Ralph G., a reserve officer of the German Armed Forces (the Bundeswehr), was found guilty of espionage in favor of Russia. He was sentenced to one year and nine months of suspended imprisonment.
According to a report by Deutsche Welle, the officer transmitted to the Russian military attaché information about the German armed forces, the Bundeswehr reservist system, and the consequences of EU sanctions against Russia and cyber information from 2014 to 2020. The officer pleaded guilty in court.
He was motivated by “an extremely friendly attitude towards Russia and a desire to achieve popularity and importance among Russian servicemen,” said the presiding judge.
The prosecutors demanded to sentence the defendant to two years of conditional imprisonment and a fine of 25 thousand euros. His lawyer insisted on an acquittal, arguing that the transferred information was not secret and was in the public domain.
But the investigation showed that the data from the White Book of the German Defense Ministry – the basic unclassified document describing the goals, tasks and structure of the German army – was passed by the defendant to the Russian attaché even before its official publication.

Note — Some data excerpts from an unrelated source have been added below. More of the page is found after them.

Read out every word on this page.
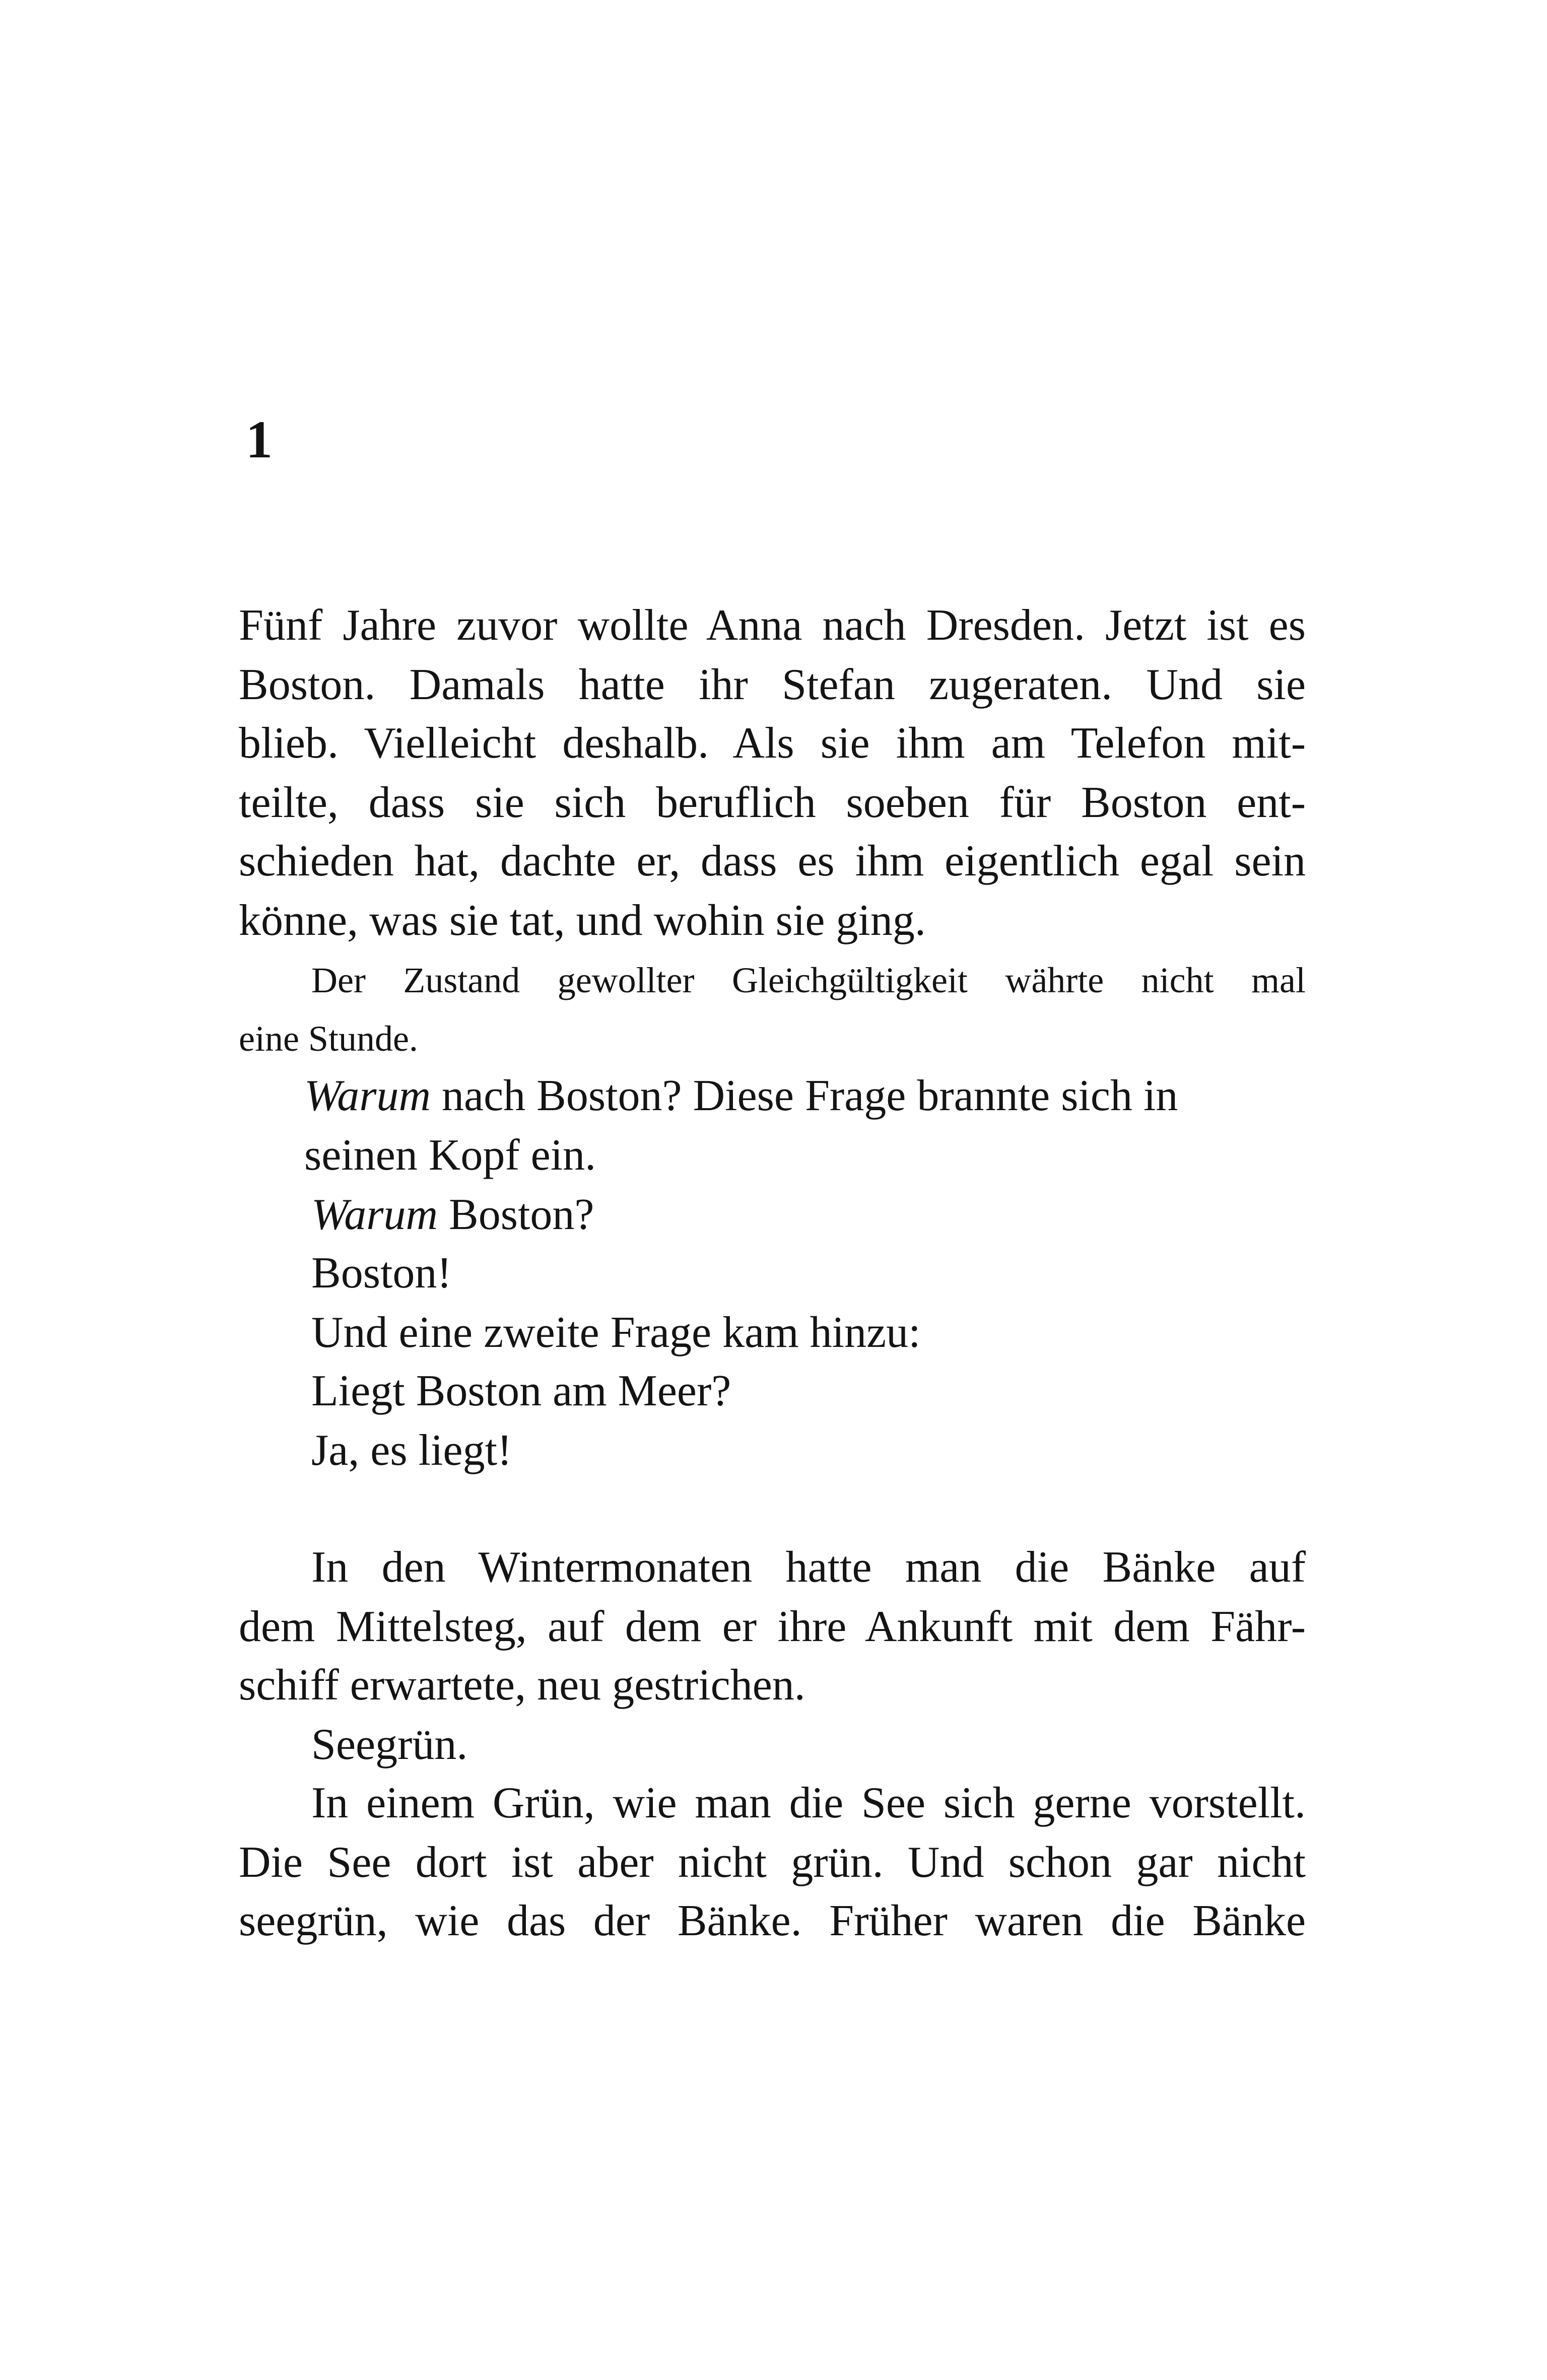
1
Fünf Jahre zuvor wollte Anna nach Dresden. Jetzt ist es
Boston. Damals hatte ihr Stefan zugeraten. Und sie
blieb. Vielleicht deshalb. Als sie ihm am Telefon mit-
teilte, dass sie sich beruflich soeben für Boston ent-
schieden hat, dachte er, dass es ihm eigentlich egal sein
könne, was sie tat, und wohin sie ging.
Der Zustand gewollter Gleichgültigkeit währte nicht mal
eine Stunde.
Warum nach Boston? Diese Frage brannte sich in
seinen Kopf ein.
Warum Boston?
Boston!
Und eine zweite Frage kam hinzu:
Liegt Boston am Meer?
Ja, es liegt!
In den Wintermonaten hatte man die Bänke auf
dem Mittelsteg, auf dem er ihre Ankunft mit dem Fähr-
schiff erwartete, neu gestrichen.
Seegrün.
In einem Grün, wie man die See sich gerne vorstellt.
Die See dort ist aber nicht grün. Und schon gar nicht
seegrün, wie das der Bänke. Früher waren die Bänke
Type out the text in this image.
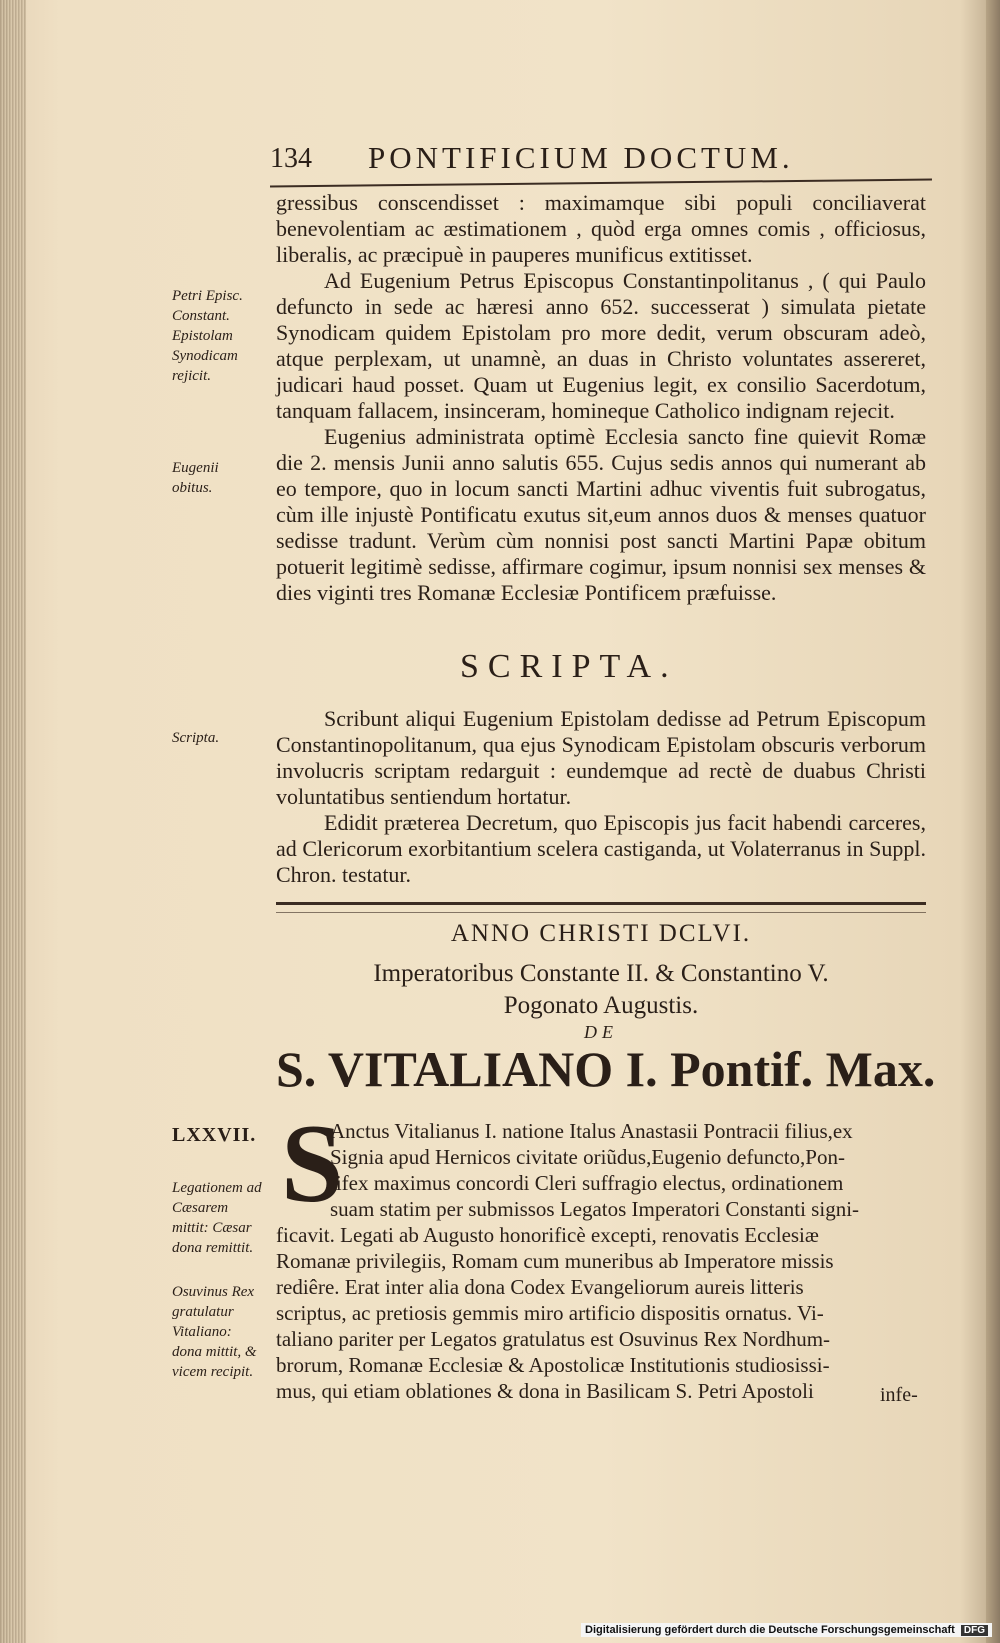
134 PONTIFICIUM DOCTUM.

gressibus conscendisset : maximamque sibi populi conciliaverat benevolentiam ac æstimationem , quòd erga omnes comis , officiosus, liberalis, ac præcipuè in pauperes munificus extitisset.

Ad Eugenium Petrus Episcopus Constantinpolitanus , ( qui Paulo defuncto in sede ac hæresi anno 652. successerat ) simulata pietate Synodicam quidem Epistolam pro more dedit, verum obscuram adeò, atque perplexam, ut unamnè, an duas in Christo voluntates assereret, judicari haud posset. Quam ut Eugenius legit, ex consilio Sacerdotum, tanquam fallacem, insinceram, homineque Catholico indignam rejecit.

Eugenius administrata optimè Ecclesia sancto fine quievit Romæ die 2. mensis Junii anno salutis 655. Cujus sedis annos qui numerant ab eo tempore, quo in locum sancti Martini adhuc viventis fuit subrogatus, cùm ille injustè Pontificatu exutus sit,eum annos duos & menses quatuor sedisse tradunt. Verùm cùm nonnisi post sancti Martini Papæ obitum potuerit legitimè sedisse, affirmare cogimur, ipsum nonnisi sex menses & dies viginti tres Romanæ Ecclesiæ Pontificem præfuisse.

Petri Episc. Constant. Epistolam Synodicam rejicit.
Eugenii obitus.
SCRIPTA.

Scribunt aliqui Eugenium Epistolam dedisse ad Petrum Episcopum Constantinopolitanum, qua ejus Synodicam Epistolam obscuris verborum involucris scriptam redarguit : eundemque ad rectè de duabus Christi voluntatibus sentiendum hortatur.

Edidit præterea Decretum, quo Episcopis jus facit habendi carceres, ad Clericorum exorbitantium scelera castiganda, ut Volaterranus in Suppl. Chron. testatur.

Scripta.
ANNO CHRISTI DCLVI.
Imperatoribus Constante II. & Constantino V.
Pogonato Augustis.
DE
S. VITALIANO I. Pontif. Max.
LXXVII.
Legationem ad Cæsarem mittit: Cæsar dona remittit.
Osuvinus Rex gratulatur Vitaliano: dona mittit, & vicem recipit.
S
Anctus Vitalianus I. natione Italus Anastasii Pontracii filius,ex
Signia apud Hernicos civitate oriũdus,Eugenio defuncto,Pon-
tifex maximus concordi Cleri suffragio electus, ordinationem
suam statim per submissos Legatos Imperatori Constanti signi-
ficavit. Legati ab Augusto honorificè excepti, renovatis Ecclesiæ
Romanæ privilegiis, Romam cum muneribus ab Imperatore missis
rediêre. Erat inter alia dona Codex Evangeliorum aureis litteris
scriptus, ac pretiosis gemmis miro artificio dispositis ornatus. Vi-
taliano pariter per Legatos gratulatus est Osuvinus Rex Nordhum-
brorum, Romanæ Ecclesiæ & Apostolicæ Institutionis studiosissi-
mus, qui etiam oblationes & dona in Basilicam S. Petri Apostoli	infe-
Digitalisierung gefördert durch die Deutsche Forschungsgemeinschaft DFG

At the end of January, another espionage scandal involving Russia broke out in Germany. An employee of the Russian consulate in Munich was declared persona non grata for spying. The accredited diplomat was an officer of the Russian Foreign Intelligence Service (SVR) and acted as a liaison agent for a Russian academic whose arrest on espionage charges was announced the day before.
Der Spiegel reported that the expulsion came shortly after the summer 2021 detention of Ilnur N., a researcher from Augsburg University whom prosecutors suspected of passing information about Europe's Ariane space launch vehicle to the SVR.